I do, however, have questions. Many many questions. Some are big and have dominated my thoughts for a number of years, while some are less significant and have only been a recent thing. All of them matter to me to some degree or another. My understanding of God's revelation to us of Himself in scripture is not one which leads me to think that questions – even doubts – are wrong or that we are asked to leave them at the door. Rather I believe God invites us to bring our doubts and questions with us, and wrestle with them.
I believe God invites us to wrestle with Him.
There are parts of the Bible I do not understand. There are things about churches and Christians I don't get. The world confuses me. Sometimes these confusions take me to the point of feeling as though there couldn't possibly be an answer or a reason.

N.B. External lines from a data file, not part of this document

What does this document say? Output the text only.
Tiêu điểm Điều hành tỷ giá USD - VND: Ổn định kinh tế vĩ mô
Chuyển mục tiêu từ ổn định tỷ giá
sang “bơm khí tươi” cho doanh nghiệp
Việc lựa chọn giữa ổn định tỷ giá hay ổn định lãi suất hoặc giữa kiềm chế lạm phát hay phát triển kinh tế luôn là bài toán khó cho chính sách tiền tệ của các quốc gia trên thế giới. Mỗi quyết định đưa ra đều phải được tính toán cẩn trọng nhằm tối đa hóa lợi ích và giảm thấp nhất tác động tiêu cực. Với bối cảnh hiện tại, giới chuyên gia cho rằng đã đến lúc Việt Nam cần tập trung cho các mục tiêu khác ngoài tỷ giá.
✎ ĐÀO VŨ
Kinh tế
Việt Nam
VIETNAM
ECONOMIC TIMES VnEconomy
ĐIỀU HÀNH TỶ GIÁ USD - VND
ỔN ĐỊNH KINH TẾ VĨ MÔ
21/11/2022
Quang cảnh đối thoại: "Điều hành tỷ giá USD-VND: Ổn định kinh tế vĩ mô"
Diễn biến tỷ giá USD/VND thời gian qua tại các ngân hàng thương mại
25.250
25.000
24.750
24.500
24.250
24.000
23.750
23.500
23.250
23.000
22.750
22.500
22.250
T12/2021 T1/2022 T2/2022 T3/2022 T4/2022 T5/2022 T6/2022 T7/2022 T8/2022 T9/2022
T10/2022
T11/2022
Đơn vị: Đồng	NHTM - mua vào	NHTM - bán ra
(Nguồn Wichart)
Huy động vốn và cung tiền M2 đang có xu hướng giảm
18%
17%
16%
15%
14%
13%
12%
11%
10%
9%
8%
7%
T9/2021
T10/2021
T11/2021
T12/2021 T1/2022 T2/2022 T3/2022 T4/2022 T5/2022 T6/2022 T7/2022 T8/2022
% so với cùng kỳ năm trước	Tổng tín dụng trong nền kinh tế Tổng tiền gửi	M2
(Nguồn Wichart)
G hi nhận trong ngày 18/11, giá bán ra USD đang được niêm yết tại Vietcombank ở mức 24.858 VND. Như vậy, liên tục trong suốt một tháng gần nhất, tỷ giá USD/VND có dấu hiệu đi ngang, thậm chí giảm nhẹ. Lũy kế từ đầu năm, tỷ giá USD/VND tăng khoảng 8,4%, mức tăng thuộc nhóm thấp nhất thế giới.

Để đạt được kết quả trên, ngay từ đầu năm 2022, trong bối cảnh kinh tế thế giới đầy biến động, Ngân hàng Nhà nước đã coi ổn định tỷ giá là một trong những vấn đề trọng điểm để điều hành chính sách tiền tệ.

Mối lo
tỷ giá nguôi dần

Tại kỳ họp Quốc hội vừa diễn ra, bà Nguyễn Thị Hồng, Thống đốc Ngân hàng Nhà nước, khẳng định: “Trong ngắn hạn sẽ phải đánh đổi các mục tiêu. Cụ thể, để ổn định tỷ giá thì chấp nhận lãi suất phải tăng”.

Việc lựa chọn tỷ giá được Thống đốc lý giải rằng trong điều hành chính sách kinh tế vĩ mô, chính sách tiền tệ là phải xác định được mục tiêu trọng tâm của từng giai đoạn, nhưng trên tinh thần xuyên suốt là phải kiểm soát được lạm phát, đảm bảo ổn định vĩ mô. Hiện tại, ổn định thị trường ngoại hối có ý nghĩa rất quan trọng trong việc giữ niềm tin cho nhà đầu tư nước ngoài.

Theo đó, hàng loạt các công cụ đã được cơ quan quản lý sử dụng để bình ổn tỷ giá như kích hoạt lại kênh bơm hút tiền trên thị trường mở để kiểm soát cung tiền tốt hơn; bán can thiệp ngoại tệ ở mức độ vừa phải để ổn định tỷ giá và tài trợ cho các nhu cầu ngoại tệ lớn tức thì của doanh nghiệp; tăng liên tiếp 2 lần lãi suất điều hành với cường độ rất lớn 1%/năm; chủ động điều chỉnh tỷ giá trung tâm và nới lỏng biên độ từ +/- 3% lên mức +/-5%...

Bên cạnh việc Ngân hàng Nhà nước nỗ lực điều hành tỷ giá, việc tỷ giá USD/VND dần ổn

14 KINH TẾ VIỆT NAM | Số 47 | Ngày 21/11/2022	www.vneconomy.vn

And that's where the limping comes in.
Because it would be possible – perhaps easy (maybe even easier?) – to win that wrestling match. Not in any real sense. I'm no match for God. But in my theology, my thinking and my walk through life I could choose to say, "I can't see how that part of the Bible makes sense, so it must not," or "If God really is good, he would surely do this and since he hasn't, he can't be completely good all the time." These are things I have chosen not to say.
And so, like Jacob leaving with a limp after being touched by God in the hip, I choose to wrestle as I am invited to, but to submit to God's touch (in my mind, heart, attitudes, choices...) and limp in any area of my life I need to.
This blog is about the wrestling, and the limping.
I said 'wrestling', not 'chess'
I have a tendency, though. I make things academic, abstract, easier to handle because they are a theory not a deep-seated reality. In the past I would speak of wrestling with an issue, but it would be more like playing chess with that issue – very composed, safe and rational.
Jacob didn't play chess with God, though. He wrestled. It is visceral, just as visceral as Thomas's desire to put his fingers into Jesus' wounds. I may not always be weeping over my keyboard as I come to this blog, but I am going to remember that my commitment is to wrestle, to struggle, not artificially but authentically.
If an issue or idea is worth thinking about, it is worth thinking and wrestling with properly. So I will try my very best not to slip into the abstract, the vague, or the intellectual at the expense of the real, the practical and the personal.
And the test should be this: If I've managed, I will be limping.